O caso, ainda quente, relativo às pressões efetuadas por parte de uma Administradora de um Hospital (facto), as pressões do Secretário da Tutela e do responsável pela Proteção Civil (facto) sobre uma técnica para alterar o fluxograma  e o procedimento numa evacuação  de doentes, para dar prioridade a um familiar de uma poderosa em detrimento de uma outra opção técnica,  não pode ficar sem consequências de ordem pessoal e politica. Já deviam ter-se demitido ou ter sido demitidos. Não bastam operações de mera cosmética.
Fogo abrase aquele que não nos protege de gente dessa.
Ponta Delgada, 12 de Outubro de 2018

8 de outubro de 2018

De língua na boca mas não é para casar.


“Dá para sermos amigos, não dá para casar” foram estas as palavras de António Costa na entrevista que deu à TVI em vésperas de entrega da proposta de Orçamento de Estado para 2019, ano de eleições e de todas as decisões sobre o seu futuro como Secretário-geral do PS.

Acontece que esta não é uma simples amizade, Costa, se atentarmos à teoria triangular do Amor,  está numa relação de Companheirismo Amoroso com Catarina Martins e de Amor Fugaz com Jerónimo de Sousa. Explico, Com Catarina Martins e o Bloco de Esquerda mantem uma relação de intimidade, anda de língua na boca, faz piadas, troca olhares e manifesta-se pelas suas expressões corporais, e mantém um certo compromisso mas ainda não deixou a escova de dentes na casa de banho dela. Com Jerónimo de Sousa e o PCP trata-se de paixão, coisa antiga, o PS é no fundo um herdeiro do socialismo soviético com vias democratizantes e também compromisso mas não chega para casar, o PCP abomina relacionamentos definitivos.

Para Costa isso vai chegando, vai dando jeito, ora passa um assunto aqui ora passa outro assunto acolá. Para a esquerda radical é que a coisa, tal como para as amantes em relações triangulares, não passa de um amor instrumental, em que ela finge não gostar nem ceder espaço mas no fundo sabe que quando esticar a corda ela partirá para o seu lado.

Se até aqui tivemos uma geringonça que apesar de ser um amontoado de arames e porcas desajustadas fez funcionar uma maioria com estabilidade parlamentar, depois da entrevista do Primeiro-ministro passamos a uma fase diferente.
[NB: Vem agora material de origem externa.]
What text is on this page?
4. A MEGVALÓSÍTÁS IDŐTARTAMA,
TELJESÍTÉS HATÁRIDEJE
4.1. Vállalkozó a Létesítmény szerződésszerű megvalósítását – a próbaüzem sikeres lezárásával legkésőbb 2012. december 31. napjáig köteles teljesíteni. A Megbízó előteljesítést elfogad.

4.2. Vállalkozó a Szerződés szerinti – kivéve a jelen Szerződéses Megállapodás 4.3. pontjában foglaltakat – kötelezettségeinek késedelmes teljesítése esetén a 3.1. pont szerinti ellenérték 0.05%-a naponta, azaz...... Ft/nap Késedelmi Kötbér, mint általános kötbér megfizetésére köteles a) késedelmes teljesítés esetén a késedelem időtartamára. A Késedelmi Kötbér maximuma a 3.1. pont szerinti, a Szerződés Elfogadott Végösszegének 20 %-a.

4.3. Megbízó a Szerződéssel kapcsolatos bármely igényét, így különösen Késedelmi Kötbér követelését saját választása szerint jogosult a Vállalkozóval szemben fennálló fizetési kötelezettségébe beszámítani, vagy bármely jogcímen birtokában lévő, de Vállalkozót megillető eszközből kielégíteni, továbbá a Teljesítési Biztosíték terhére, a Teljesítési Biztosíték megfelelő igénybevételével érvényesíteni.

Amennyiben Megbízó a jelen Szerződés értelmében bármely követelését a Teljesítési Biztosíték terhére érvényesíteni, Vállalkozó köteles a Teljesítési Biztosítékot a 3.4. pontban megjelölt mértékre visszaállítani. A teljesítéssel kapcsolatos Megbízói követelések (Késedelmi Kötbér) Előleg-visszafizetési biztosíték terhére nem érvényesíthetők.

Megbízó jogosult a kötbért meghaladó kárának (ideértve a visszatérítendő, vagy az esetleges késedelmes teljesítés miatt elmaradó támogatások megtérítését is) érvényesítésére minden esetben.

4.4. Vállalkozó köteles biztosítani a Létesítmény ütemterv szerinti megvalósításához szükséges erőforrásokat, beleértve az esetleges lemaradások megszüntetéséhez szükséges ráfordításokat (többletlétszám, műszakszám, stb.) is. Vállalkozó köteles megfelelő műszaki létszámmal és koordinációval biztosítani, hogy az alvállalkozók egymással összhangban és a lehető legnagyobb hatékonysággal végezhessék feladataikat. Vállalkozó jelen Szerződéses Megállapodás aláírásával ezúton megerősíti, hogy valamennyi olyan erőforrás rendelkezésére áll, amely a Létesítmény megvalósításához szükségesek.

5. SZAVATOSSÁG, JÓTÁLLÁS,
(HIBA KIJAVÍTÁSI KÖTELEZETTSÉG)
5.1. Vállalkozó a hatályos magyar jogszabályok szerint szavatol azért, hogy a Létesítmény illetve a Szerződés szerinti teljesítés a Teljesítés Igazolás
Na verdade, passamos à fase pré eleitoral que como o próprio nome indica antecede as eleições legislativas de 2019, data em que o Povo escolherá se quer uma geringonça se quer uma maioria do PS para governar o país sem dar contas senão aos seus representantes parlamentares que, como se sabe, nessas circunstâncias, não passam de autómatos que se levantam e sentam à voz do chefe.

A direita, de Assunção Cristas, Rui Rio e quem sabe de Santana Lopes, olha para este namoro de Costa com as esquerdas como uma magra olha o prato cheio de doces que a gorda do lado degluta naquele casamento onde foram as duas convidadas do noivo. Baba-se como o cão de Pavlov mas finge não gostar daquela iguaria. Prefere ser elegante mas na verdade está se roendo de inveja do prato a abarrotar de doces com ovos e natas com que  a gorda se delicía exibindo descomplexadamente as suas  formas “Michelin” por baixo da blusa de seda.

À direita, nem namoro nem casamento, são todos tão perfeitos, tão com tudo no seu lugar que não se olham. Cristas está tão cheia de si mesma que não olha à volta, nem sequer para dentro do seu próprio partido. Santana ainda não sabe se tem certidão de nascimento  e Rio , na verdade, nem é de direita nem de esquerda e talvez preferisse ir ao altar com Costa do que com  qualquer um dos outros dois.
Entretanto o percurso do PS que podia parecer espinhoso começa a ficar liso e claro sob a batuta do “Bispo” Marcelo, que só desilude, de facto,  quem se iludiu como foi o meu caso.

Fogo os abrase nessa fogueira de ciúmes saída de um enredo de novela mexicana de qualidade duvidosa.